A reverse proxy is a server that sits between client devices and a web server, forwarding client requests to the web server and returning the server's responses to the clients. It is commonly used for load balancing, security, and serving multiple web applications through a single point of access. To start off you need to install nginx via: "apt-get install nginx". Go into the folder ~/etc/nginx/sites-available and look for a file called default, if you want to only run one API, WordPress, or static site with one domain attached, then you can keep the file and edit it. However, it is common practice to either delete and create .conf files or just keep the default file as a reference and create new ones.

To edit the file or create a new one, we use the command: "nano site1". This opens up a text editor. Change the server_name domain(s) to your own and also the localhost port.

That is the basic .conf file and for the most part that is what is required. If you have created a new file, you need to symlink from your sites-available/site1.conf file to the sites-enabled directory. You do this via the command:

ln -s /etc/nginx/sites-available/site1.conf /etc/nginx/sites-enabled/

Finally, test your Nginx configuration changes:

nginx -t

Restart the web server:

systemctl restart nginx

Setting up Firewalls

We now need to create rules that will only allow certain traffic into our server. This adds an extra layer of security to not only our server but to our applications. We do this by entering the following: "ufw enable" it will ask if we want to proceed. We enter yes. Now want to enable SSH, HTTP, and HTTPS.

• SSH: ufw allow ssh

• HTTP: ufw allow http

• HTTPS: ufw allow https

We now won't be able to run via port 5000 anymore so we have to remove it from our URL.

Setting up a domain name and SSL

Now we may be able to go to our API via HTTP, however, when we try to go in via HTTPS it bombs out. Why? Well, we do not have an SSL certificate yet and in order to get one we first need to set up a domain name. We can then get our certificate via certbot. First install certbot via: "snap install --classic certbot". Snap is also a package manager for Linux like apt-get. We then need to run the following so that the certbot command can be run anywhere: "ln -s /snap/bin/certbot /usr/bin/cert".

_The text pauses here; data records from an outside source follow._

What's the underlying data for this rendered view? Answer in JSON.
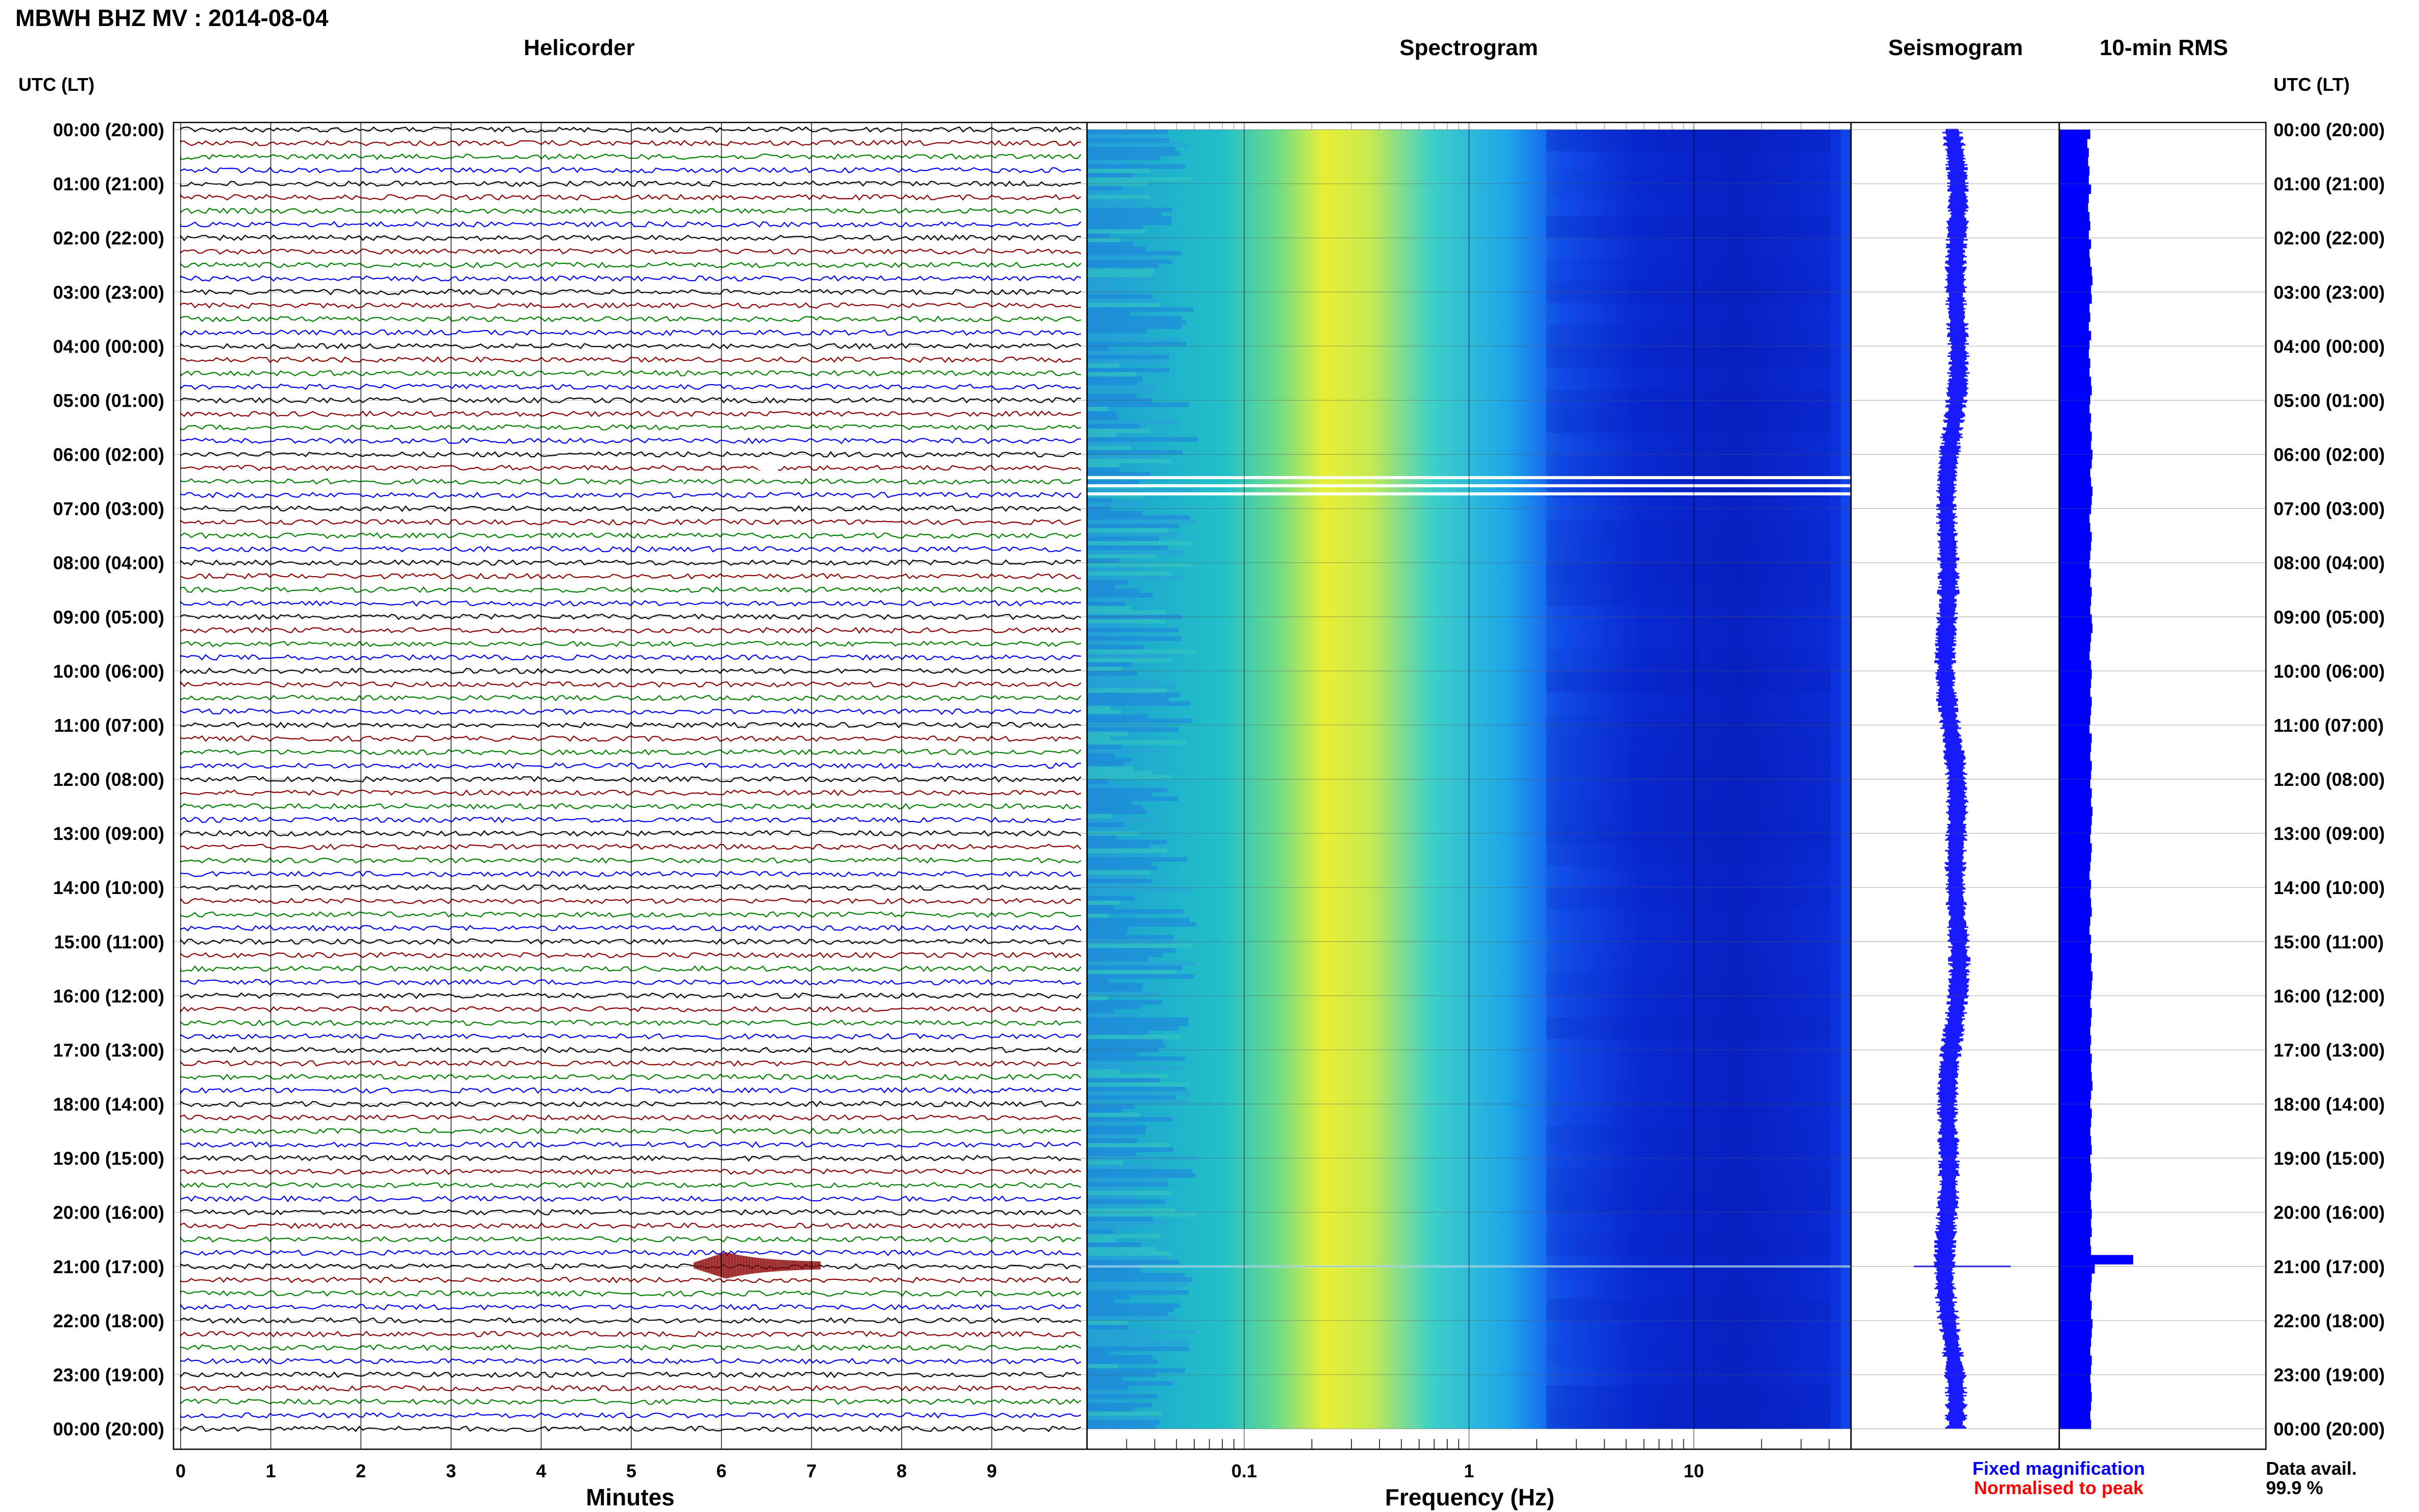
{
  "page_title": "MBWH BHZ MV : 2014-08-04",
  "panels": {
    "helicorder": "Helicorder",
    "spectrogram": "Spectrogram",
    "seismogram": "Seismogram",
    "rms": "10-min RMS"
  },
  "axis": {
    "time_header_left": "UTC (LT)",
    "time_header_right": "UTC (LT)",
    "minutes_label": "Minutes",
    "frequency_label": "Frequency (Hz)"
  },
  "legend": {
    "fixed": "Fixed magnification",
    "normalised": "Normalised to peak",
    "fixed_color": "#0000ff",
    "normalised_color": "#ff0000"
  },
  "availability": {
    "label": "Data avail.",
    "value": "99.9 %"
  },
  "chart_data": {
    "type": "heatmap",
    "time_ticks": [
      "00:00 (20:00)",
      "01:00 (21:00)",
      "02:00 (22:00)",
      "03:00 (23:00)",
      "04:00 (00:00)",
      "05:00 (01:00)",
      "06:00 (02:00)",
      "07:00 (03:00)",
      "08:00 (04:00)",
      "09:00 (05:00)",
      "10:00 (06:00)",
      "11:00 (07:00)",
      "12:00 (08:00)",
      "13:00 (09:00)",
      "14:00 (10:00)",
      "15:00 (11:00)",
      "16:00 (12:00)",
      "17:00 (13:00)",
      "18:00 (14:00)",
      "19:00 (15:00)",
      "20:00 (16:00)",
      "21:00 (17:00)",
      "22:00 (18:00)",
      "23:00 (19:00)",
      "00:00 (20:00)"
    ],
    "minute_ticks": [
      "0",
      "1",
      "2",
      "3",
      "4",
      "5",
      "6",
      "7",
      "8",
      "9"
    ],
    "minute_range": [
      0,
      10
    ],
    "frequency_ticks": [
      "0.1",
      "1",
      "10"
    ],
    "frequency_range": [
      0.02,
      50
    ],
    "frequency_scale": "log",
    "helicorder_trace_colors": [
      "#000000",
      "#8b0000",
      "#008000",
      "#0000ff"
    ],
    "events": [
      {
        "label": "event",
        "hour": 21.0,
        "minute_start": 5.7,
        "minute_end": 7.1
      }
    ],
    "data_gaps_hours": [
      6.4,
      6.55,
      6.7
    ],
    "rms_fraction_of_max": [
      0.42,
      0.38,
      0.4,
      0.39,
      0.41,
      0.4,
      0.43,
      0.4,
      0.39,
      0.41,
      0.42,
      0.4,
      0.43,
      0.41,
      0.42,
      0.44,
      0.45,
      0.43,
      0.44,
      0.41,
      0.42,
      0.4,
      0.43,
      0.41,
      0.4,
      0.42,
      0.41,
      0.43,
      0.44,
      0.42,
      0.41,
      0.43,
      0.42,
      0.44,
      0.43,
      0.45,
      0.44,
      0.42,
      0.43,
      0.45,
      0.44,
      0.43,
      0.41,
      0.42,
      0.44,
      0.43,
      0.42,
      0.41,
      0.43,
      0.42,
      0.44,
      0.43,
      0.42,
      0.44,
      0.45,
      0.43,
      0.42,
      0.41,
      0.43,
      0.44,
      0.43,
      0.42,
      0.44,
      0.43,
      0.42,
      0.41,
      0.44,
      0.43,
      0.42,
      0.44,
      0.43,
      0.42,
      0.44,
      0.43,
      0.45,
      0.44,
      0.43,
      0.42,
      0.44,
      0.43,
      0.42,
      0.41,
      0.43,
      0.42,
      0.43,
      0.44,
      0.42,
      0.41,
      0.43,
      0.42,
      0.44,
      0.43,
      0.45,
      0.44,
      0.43,
      0.42,
      0.44,
      0.43,
      0.42,
      0.43,
      0.42,
      0.44,
      0.43,
      0.44,
      0.45,
      0.43,
      0.42,
      0.44,
      0.43,
      0.42,
      0.43,
      0.44,
      0.42,
      0.43,
      0.44,
      0.43,
      0.42,
      0.43,
      0.44,
      0.43,
      0.44,
      0.42,
      0.43,
      1.0,
      0.48,
      0.44,
      0.43,
      0.42,
      0.44,
      0.43,
      0.45,
      0.44,
      0.43,
      0.42,
      0.44,
      0.43,
      0.42,
      0.43,
      0.44,
      0.43,
      0.42,
      0.43
    ]
  }
}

Before going any further we have to get a domain name first from a provider e.g. Namecheap, GoDaddy, etc. You will then need to create a set of custom DNS records on the DNS settings. These need to point to the Linode NS records as follows:

ns1.linode.com

ns2.linode.com

ns3.linode.com

ns4.linode.com

ns5.linode.com

From there, we go to our Linode dashboard and select the Domains option. We create a domain there as well with the same domain you used by your provider. After entering the details and attaching the domain to the relevant Linode we are ready to go with the next step. Below is an example of my setup:

Once the domain name has propagated (can last up to 48 hours), you will be able to use your domain name instead of the IP address to access the application. However, there is still the issue of HTTPS.

We get this by running the following command if you are still connected to your Linode via the terminal: "certbot --nginx". It will ask you which domain names to activate HTTPS for. Leave the input blank to select all options, this would be for site1.xyz and also www.site1.xyz for example. If the propagation was successful the certificate generation should have gone on without a hitch. Check on your browser and there should be a lock next to your address. One last command to run is: "certbot renew --dryrun". This will simulate certbot's renewal of a certificate (valid for 90 days), which it does automatically for you.